Nonequilibrium equalities in absolutely irreversible processes

Nonequilibrium equalities have attracted considerable attention in the context of statistical mechanics and information thermodynamics. Integral nonequilibrium equalities reveal an ensemble property of the entropy production $\sigma$ as $\langle e^{-\sigma} \rangle = 1$. Although nonequilibrium equalities apply to rather general nonequilibrium situations, they break down in absolutely irreversible processes, where the forward-path probability vanishes and the entropy production diverges. We identify the mathematical origins of this inapplicability as the singularity of probability measure.
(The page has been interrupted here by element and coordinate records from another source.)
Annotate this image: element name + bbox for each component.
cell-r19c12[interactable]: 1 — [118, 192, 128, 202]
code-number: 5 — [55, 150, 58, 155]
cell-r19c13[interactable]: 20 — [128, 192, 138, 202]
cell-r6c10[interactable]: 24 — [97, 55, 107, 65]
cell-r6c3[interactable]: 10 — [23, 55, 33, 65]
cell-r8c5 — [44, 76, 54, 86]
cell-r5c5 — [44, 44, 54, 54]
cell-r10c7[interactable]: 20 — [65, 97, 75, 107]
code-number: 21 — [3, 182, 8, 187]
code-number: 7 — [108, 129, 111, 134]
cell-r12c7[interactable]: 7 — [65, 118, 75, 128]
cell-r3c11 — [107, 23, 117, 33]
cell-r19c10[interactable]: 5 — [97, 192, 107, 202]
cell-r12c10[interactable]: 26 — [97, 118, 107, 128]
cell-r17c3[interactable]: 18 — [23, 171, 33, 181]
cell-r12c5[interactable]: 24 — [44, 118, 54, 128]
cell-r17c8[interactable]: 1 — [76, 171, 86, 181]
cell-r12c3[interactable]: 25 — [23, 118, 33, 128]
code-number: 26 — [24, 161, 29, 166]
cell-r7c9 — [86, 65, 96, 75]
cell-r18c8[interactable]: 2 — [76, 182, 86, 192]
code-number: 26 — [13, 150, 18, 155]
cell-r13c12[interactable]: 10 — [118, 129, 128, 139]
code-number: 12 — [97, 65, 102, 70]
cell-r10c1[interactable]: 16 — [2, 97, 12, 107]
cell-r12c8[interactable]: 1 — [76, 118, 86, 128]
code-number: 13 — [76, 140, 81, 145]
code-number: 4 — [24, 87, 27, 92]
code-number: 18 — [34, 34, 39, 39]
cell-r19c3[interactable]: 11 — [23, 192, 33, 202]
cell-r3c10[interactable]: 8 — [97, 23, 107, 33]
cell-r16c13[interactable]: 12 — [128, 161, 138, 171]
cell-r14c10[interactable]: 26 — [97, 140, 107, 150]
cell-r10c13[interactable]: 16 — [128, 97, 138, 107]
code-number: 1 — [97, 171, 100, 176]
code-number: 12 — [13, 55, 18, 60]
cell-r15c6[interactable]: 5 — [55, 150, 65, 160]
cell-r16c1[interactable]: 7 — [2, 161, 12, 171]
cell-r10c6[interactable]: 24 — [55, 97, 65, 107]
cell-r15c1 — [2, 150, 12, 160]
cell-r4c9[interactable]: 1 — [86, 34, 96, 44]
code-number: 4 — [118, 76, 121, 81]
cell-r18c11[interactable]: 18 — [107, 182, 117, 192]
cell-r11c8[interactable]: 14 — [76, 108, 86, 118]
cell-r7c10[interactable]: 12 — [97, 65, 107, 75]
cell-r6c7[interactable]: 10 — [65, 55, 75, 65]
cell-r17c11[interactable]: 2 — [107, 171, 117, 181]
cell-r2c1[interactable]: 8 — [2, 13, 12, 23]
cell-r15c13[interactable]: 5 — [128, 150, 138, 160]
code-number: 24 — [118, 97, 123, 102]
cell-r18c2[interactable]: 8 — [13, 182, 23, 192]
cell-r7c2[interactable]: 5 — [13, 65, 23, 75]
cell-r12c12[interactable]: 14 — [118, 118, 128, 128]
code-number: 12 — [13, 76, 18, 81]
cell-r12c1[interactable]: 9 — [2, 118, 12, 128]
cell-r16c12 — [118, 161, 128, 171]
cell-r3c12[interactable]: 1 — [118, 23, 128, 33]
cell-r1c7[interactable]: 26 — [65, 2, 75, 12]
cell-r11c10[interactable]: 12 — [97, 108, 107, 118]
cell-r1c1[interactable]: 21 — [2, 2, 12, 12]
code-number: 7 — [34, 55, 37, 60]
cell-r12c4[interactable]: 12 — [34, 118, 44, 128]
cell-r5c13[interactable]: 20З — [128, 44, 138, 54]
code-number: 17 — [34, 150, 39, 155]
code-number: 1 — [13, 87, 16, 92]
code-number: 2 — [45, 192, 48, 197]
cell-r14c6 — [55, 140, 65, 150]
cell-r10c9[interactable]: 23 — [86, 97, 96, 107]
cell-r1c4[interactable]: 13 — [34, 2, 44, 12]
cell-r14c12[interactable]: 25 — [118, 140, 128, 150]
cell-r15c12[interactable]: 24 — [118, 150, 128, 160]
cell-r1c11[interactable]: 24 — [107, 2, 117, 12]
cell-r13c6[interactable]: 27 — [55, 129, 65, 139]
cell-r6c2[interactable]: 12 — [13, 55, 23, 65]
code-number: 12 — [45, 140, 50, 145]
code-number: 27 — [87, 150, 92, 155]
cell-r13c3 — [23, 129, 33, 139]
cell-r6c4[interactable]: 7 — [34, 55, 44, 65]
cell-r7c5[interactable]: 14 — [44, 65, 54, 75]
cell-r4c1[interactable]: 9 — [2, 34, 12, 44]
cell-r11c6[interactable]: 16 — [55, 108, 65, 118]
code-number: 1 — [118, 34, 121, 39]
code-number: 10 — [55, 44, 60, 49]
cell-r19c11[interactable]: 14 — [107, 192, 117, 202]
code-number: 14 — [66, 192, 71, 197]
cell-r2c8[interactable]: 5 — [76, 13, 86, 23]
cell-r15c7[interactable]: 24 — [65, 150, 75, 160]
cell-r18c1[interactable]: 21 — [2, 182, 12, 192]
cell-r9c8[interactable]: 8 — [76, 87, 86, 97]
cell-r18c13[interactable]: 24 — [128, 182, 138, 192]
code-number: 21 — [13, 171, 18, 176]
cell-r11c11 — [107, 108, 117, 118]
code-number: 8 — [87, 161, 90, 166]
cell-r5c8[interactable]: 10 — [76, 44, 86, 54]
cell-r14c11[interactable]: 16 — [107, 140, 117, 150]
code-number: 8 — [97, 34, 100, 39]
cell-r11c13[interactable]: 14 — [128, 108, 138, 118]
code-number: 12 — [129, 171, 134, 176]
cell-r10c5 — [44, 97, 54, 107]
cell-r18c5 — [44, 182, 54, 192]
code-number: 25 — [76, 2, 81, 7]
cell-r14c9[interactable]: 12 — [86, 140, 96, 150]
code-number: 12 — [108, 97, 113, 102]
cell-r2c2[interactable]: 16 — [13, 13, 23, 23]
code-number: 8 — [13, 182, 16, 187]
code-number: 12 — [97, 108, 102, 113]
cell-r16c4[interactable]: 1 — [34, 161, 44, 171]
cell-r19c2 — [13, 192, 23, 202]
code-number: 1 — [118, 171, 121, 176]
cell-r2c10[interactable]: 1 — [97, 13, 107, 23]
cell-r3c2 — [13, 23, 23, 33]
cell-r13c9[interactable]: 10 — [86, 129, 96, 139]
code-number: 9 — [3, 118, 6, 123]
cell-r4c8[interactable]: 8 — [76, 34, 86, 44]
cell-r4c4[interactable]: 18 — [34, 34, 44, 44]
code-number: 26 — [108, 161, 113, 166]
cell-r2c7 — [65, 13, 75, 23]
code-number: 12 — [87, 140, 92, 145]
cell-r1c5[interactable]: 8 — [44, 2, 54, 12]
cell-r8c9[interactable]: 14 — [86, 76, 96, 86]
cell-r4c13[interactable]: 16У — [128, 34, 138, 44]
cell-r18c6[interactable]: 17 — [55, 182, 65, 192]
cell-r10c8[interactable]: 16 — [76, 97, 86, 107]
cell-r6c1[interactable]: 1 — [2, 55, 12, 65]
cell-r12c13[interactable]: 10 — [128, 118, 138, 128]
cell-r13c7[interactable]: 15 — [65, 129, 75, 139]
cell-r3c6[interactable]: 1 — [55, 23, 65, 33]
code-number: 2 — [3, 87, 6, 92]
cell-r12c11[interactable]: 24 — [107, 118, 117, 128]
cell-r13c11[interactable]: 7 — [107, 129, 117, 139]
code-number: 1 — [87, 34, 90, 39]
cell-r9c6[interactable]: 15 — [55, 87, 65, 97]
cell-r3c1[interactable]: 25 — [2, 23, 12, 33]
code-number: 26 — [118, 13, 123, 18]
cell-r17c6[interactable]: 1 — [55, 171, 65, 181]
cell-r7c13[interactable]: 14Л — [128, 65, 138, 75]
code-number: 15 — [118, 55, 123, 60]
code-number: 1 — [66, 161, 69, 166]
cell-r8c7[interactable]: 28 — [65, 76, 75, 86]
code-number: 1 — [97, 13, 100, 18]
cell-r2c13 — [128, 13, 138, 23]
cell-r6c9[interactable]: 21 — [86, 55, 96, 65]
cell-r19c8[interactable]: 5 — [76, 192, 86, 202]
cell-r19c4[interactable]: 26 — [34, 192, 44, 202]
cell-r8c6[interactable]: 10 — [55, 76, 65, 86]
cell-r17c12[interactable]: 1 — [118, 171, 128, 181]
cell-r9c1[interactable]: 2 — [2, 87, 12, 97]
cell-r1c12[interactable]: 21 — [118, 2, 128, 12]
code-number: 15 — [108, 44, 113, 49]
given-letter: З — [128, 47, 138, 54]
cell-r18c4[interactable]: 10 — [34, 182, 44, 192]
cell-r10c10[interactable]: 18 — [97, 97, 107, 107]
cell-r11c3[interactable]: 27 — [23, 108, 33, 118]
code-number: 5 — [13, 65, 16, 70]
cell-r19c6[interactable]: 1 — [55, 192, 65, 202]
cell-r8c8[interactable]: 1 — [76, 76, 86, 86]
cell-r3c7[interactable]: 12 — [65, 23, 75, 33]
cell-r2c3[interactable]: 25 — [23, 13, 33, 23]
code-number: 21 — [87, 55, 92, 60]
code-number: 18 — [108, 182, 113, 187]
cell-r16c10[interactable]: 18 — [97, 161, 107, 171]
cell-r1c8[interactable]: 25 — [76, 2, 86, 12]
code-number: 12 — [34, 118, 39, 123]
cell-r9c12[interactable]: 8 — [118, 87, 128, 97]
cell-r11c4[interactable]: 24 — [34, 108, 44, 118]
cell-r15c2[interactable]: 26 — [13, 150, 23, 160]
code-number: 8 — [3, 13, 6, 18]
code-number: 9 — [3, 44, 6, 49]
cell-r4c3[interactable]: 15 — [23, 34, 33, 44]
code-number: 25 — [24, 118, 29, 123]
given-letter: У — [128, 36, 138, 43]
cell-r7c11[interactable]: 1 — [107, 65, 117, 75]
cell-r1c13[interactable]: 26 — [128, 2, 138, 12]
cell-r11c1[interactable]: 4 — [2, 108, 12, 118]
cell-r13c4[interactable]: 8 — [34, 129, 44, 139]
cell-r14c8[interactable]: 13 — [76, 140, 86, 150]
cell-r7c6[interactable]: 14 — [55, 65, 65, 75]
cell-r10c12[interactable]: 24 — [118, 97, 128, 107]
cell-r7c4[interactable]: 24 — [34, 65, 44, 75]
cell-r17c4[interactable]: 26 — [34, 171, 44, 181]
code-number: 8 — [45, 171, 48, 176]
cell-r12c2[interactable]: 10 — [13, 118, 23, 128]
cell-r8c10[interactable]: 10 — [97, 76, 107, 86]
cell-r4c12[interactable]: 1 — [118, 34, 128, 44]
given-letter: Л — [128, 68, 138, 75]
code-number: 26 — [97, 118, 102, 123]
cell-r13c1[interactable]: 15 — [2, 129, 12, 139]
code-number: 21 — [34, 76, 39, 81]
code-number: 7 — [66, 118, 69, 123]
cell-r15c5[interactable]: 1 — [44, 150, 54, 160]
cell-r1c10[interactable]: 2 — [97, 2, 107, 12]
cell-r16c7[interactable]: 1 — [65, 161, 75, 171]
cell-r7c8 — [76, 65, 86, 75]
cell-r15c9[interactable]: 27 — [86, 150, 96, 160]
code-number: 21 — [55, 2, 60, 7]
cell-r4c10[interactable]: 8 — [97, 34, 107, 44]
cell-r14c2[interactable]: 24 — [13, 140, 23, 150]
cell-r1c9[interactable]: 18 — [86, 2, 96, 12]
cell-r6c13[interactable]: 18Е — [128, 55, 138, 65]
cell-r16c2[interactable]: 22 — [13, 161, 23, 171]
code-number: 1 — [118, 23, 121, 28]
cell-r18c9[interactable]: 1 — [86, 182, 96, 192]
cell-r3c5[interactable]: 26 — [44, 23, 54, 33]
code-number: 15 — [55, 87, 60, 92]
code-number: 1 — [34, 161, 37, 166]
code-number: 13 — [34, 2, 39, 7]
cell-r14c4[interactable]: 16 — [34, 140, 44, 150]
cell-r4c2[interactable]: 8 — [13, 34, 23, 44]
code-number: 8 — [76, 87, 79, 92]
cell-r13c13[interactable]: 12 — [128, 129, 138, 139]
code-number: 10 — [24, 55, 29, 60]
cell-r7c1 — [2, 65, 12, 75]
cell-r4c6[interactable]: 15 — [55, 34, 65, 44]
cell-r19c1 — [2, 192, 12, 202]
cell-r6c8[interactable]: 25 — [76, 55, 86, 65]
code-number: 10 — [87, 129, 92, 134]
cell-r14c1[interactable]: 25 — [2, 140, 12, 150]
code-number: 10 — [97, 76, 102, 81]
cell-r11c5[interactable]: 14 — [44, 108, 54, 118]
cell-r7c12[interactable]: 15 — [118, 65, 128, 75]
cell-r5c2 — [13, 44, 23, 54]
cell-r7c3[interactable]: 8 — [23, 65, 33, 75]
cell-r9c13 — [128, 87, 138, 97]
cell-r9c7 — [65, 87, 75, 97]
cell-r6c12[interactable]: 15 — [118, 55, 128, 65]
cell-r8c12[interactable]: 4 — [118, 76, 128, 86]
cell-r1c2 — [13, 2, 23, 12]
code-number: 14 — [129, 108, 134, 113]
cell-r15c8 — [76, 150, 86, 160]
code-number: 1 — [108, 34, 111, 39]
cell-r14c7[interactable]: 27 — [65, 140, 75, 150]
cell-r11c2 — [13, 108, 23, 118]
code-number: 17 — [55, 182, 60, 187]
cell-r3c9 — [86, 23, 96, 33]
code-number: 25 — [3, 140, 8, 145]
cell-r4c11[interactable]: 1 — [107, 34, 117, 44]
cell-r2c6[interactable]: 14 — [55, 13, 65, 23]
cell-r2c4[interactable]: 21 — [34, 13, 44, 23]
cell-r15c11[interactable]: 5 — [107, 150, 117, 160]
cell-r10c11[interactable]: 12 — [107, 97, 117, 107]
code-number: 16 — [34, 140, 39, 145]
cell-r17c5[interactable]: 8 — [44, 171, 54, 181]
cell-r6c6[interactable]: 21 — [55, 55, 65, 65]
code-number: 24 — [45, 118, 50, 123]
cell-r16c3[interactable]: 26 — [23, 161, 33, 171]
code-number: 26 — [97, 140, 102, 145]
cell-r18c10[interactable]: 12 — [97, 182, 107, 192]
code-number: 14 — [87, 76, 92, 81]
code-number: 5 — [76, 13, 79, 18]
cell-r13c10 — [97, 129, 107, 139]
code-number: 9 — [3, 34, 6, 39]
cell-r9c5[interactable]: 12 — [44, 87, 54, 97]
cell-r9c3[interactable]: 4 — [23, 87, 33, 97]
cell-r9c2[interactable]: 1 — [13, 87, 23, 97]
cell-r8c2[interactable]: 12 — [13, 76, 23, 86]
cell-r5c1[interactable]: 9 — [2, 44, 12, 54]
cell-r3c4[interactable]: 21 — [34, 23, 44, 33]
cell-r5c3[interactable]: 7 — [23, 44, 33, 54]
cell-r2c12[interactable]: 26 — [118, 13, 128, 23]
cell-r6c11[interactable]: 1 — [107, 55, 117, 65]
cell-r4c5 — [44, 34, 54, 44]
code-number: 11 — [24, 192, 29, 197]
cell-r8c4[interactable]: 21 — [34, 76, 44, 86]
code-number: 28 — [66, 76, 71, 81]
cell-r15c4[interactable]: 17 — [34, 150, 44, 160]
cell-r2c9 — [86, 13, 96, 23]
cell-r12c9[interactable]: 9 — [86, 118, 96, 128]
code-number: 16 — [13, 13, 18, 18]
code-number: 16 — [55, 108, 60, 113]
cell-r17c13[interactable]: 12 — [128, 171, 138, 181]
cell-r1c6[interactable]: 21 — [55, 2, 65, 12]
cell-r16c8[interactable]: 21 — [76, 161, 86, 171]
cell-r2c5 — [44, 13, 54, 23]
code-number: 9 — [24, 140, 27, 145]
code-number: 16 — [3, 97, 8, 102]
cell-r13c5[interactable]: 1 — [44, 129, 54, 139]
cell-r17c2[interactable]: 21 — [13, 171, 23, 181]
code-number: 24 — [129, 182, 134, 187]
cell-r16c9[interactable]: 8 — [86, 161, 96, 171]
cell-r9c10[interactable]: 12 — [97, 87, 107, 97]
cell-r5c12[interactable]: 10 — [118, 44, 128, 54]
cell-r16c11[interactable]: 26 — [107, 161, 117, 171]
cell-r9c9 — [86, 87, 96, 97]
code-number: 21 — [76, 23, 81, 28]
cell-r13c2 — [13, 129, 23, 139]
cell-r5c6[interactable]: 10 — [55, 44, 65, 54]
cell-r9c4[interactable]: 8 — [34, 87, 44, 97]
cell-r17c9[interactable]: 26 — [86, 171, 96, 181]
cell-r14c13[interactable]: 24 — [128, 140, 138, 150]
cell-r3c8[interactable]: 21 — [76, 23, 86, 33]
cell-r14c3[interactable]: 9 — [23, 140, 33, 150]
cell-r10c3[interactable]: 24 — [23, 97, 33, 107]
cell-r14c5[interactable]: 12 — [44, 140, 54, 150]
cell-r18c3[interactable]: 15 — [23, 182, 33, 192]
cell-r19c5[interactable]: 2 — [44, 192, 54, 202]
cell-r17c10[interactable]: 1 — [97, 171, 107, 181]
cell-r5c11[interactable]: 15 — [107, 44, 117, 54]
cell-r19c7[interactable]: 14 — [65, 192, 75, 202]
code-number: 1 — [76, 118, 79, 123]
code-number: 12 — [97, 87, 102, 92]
As a result, we generalize conventional integral nonequilibrium equalities to absolutely irreversible processes as $\langle e^{-\sigma} \rangle = 1-\lambda_{\rm S}$, where $\lambda_{\rm S}$ is the probability of the singular part defined based on Lebesgue's decomposition theorem. The acquired equality contains two physical quantities related to irreversibility: $\sigma$ characterizing ordinary irreversibility and $\lambda_{\rm S}$ describing absolute irreversibility. An inequality derived from the obtained equality demonstrates the absolute irreversibility leads to the fundamental lower bound on the entropy production. We demonstrate the validity of the obtained equality for a simple model.